Despite razor-thin majorities in Congress and a deeply polarized country, Mr. Biden had early successes pushing through pandemic relief and a bipartisan plan to invest in infrastructure.

But much of his agenda — the trillion-dollar social spending bill, police reform, voting rights protections, climate measures — is all but dead, blocked by outright opposition from Republicans and deep disagreements among Democrats.

The president’s inability to break through either of those dynamics was captured in stark relief last week when Mr. Biden made a failed, last-ditch effort to wrangle votes for Senate rules changes on voting rights.

During the meeting on Capitol Hill, Mr. Biden expressed a longing for the kind of Senate he remembers serving in, when lawmakers from different parties met in the Senate cafeteria to eat together, according to a person in the room during his remarks. Mr. Biden said today’s empty dining room was evidence of the current dysfunction in the chamber.
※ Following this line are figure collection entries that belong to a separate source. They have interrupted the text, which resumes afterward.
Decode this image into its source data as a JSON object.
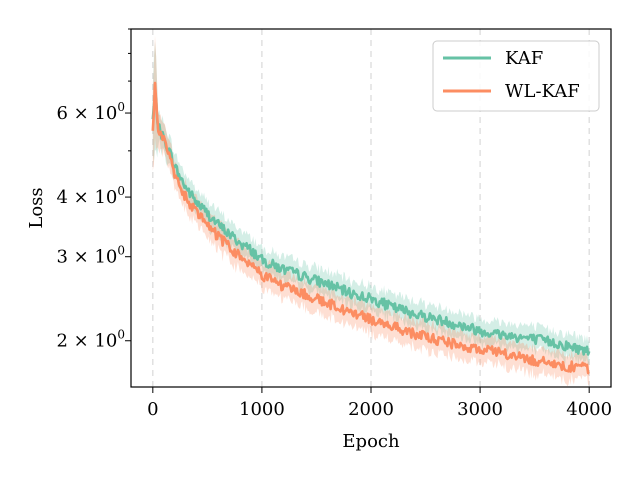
{
  "chart_data": {
    "type": "line",
    "title": "",
    "xlabel": "Epoch",
    "ylabel": "Loss",
    "xlim": [
      -200,
      4200
    ],
    "ylim": [
      1.6,
      9.0
    ],
    "yscale": "log",
    "xticks": [
      0,
      1000,
      2000,
      3000,
      4000
    ],
    "xtick_labels": [
      "0",
      "1000",
      "2000",
      "3000",
      "4000"
    ],
    "ymajor_ticks": [
      2,
      3,
      4,
      6
    ],
    "ytick_labels": [
      {
        "base": "2 × 10",
        "exp": "0"
      },
      {
        "base": "3 × 10",
        "exp": "0"
      },
      {
        "base": "4 × 10",
        "exp": "0"
      },
      {
        "base": "6 × 10",
        "exp": "0"
      }
    ],
    "yminor_ticks": [
      5,
      7,
      8,
      9
    ],
    "grid": "x-dashed",
    "legend_position": "top-right",
    "shaded_band": "mean ± spread",
    "series": [
      {
        "name": "KAF",
        "color": "#66c2a5",
        "x": [
          0,
          20,
          50,
          100,
          150,
          200,
          250,
          300,
          350,
          400,
          500,
          600,
          700,
          800,
          900,
          1000,
          1200,
          1400,
          1600,
          1800,
          2000,
          2200,
          2400,
          2600,
          2800,
          3000,
          3200,
          3400,
          3600,
          3800,
          4000
        ],
        "values": [
          5.8,
          6.6,
          5.6,
          5.3,
          5.0,
          4.65,
          4.4,
          4.2,
          4.05,
          3.9,
          3.7,
          3.5,
          3.35,
          3.2,
          3.1,
          2.95,
          2.82,
          2.72,
          2.63,
          2.52,
          2.45,
          2.35,
          2.28,
          2.22,
          2.16,
          2.1,
          2.06,
          2.03,
          2.0,
          1.95,
          1.9
        ],
        "spread": [
          1.1,
          1.8,
          0.5,
          0.4,
          0.35,
          0.3,
          0.28,
          0.27,
          0.26,
          0.25,
          0.24,
          0.23,
          0.22,
          0.21,
          0.2,
          0.19,
          0.18,
          0.17,
          0.17,
          0.16,
          0.16,
          0.15,
          0.15,
          0.14,
          0.14,
          0.13,
          0.13,
          0.13,
          0.12,
          0.12,
          0.11
        ]
      },
      {
        "name": "WL-KAF",
        "color": "#fc8d62",
        "x": [
          0,
          20,
          50,
          100,
          150,
          200,
          250,
          300,
          350,
          400,
          500,
          600,
          700,
          800,
          900,
          1000,
          1200,
          1400,
          1600,
          1800,
          2000,
          2200,
          2400,
          2600,
          2800,
          3000,
          3200,
          3400,
          3600,
          3800,
          4000
        ],
        "values": [
          5.5,
          6.8,
          5.55,
          5.25,
          4.85,
          4.45,
          4.2,
          4.0,
          3.85,
          3.7,
          3.5,
          3.3,
          3.15,
          3.0,
          2.9,
          2.75,
          2.6,
          2.5,
          2.4,
          2.3,
          2.22,
          2.14,
          2.07,
          2.01,
          1.96,
          1.92,
          1.88,
          1.84,
          1.8,
          1.77,
          1.75
        ]
      }
    ]
  }
}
The president also urged senators to embrace an exemption to the filibuster to pass voting rights legislation. But Ms. Sinema undercut Mr. Biden just moments before he arrived at the Capitol, when she declared her opposition to such a plan. Without her vote, Democrats do not have enough votes to make those changes.

By the end of the meeting, the president was left to admit that he had failed.
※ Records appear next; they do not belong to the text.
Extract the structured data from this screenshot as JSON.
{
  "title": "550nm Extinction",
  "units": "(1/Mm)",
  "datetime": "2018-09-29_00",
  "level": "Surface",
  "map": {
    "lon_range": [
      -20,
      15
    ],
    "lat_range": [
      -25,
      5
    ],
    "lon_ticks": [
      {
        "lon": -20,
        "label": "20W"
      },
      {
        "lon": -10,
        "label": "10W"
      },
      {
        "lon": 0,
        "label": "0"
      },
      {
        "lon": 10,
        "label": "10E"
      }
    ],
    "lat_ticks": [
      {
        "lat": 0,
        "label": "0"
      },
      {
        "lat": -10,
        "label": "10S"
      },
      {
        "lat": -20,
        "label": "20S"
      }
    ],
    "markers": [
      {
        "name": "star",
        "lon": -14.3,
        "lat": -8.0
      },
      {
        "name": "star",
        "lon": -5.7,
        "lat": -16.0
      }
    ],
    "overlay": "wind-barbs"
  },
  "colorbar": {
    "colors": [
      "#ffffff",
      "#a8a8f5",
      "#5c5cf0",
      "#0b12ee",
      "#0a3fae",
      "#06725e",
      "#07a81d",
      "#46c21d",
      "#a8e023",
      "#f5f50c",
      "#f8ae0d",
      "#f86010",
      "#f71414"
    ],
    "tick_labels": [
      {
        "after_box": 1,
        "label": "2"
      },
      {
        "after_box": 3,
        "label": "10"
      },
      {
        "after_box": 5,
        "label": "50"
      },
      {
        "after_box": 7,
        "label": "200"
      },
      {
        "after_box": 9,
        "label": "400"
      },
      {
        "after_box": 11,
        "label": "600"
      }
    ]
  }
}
“The honest to God answer is: I don’t know whether we can get this done,” Mr. Biden told reporters.

Still, Representative James E. Clyburn of South Carolina, the third-ranking House Democrat and the most senior Black lawmaker in Congress, said he told the president in a lengthy phone call on Saturday night to “stay the course, you are doing exactly what needs to be done.”

Mr. Clyburn said Mr. Biden’s task has been to recognize racial inequality, income inequality and the damage done by four years under Donald J. Trump.

“I don’t know why it is that people tend to want to dismiss the last four or five years,” Mr. Clyburn said.

There will be far fewer public meetings between Mr. Biden and lawmakers going forward, aides say, and more private phone calls.

Senator Brian Schatz, Democrat of Hawaii, said he had no doubt that Democrats had to rethink their all-or-nothing strategy on giant pieces of legislation.

“Lots of people are struggling right now, and what they want from their government is help stabilizing their lives,” Mr. Schatz said. “When they see the government unstable, they get frustrated.”

Jonathan Weisman and Emily Cochrane contributed reporting.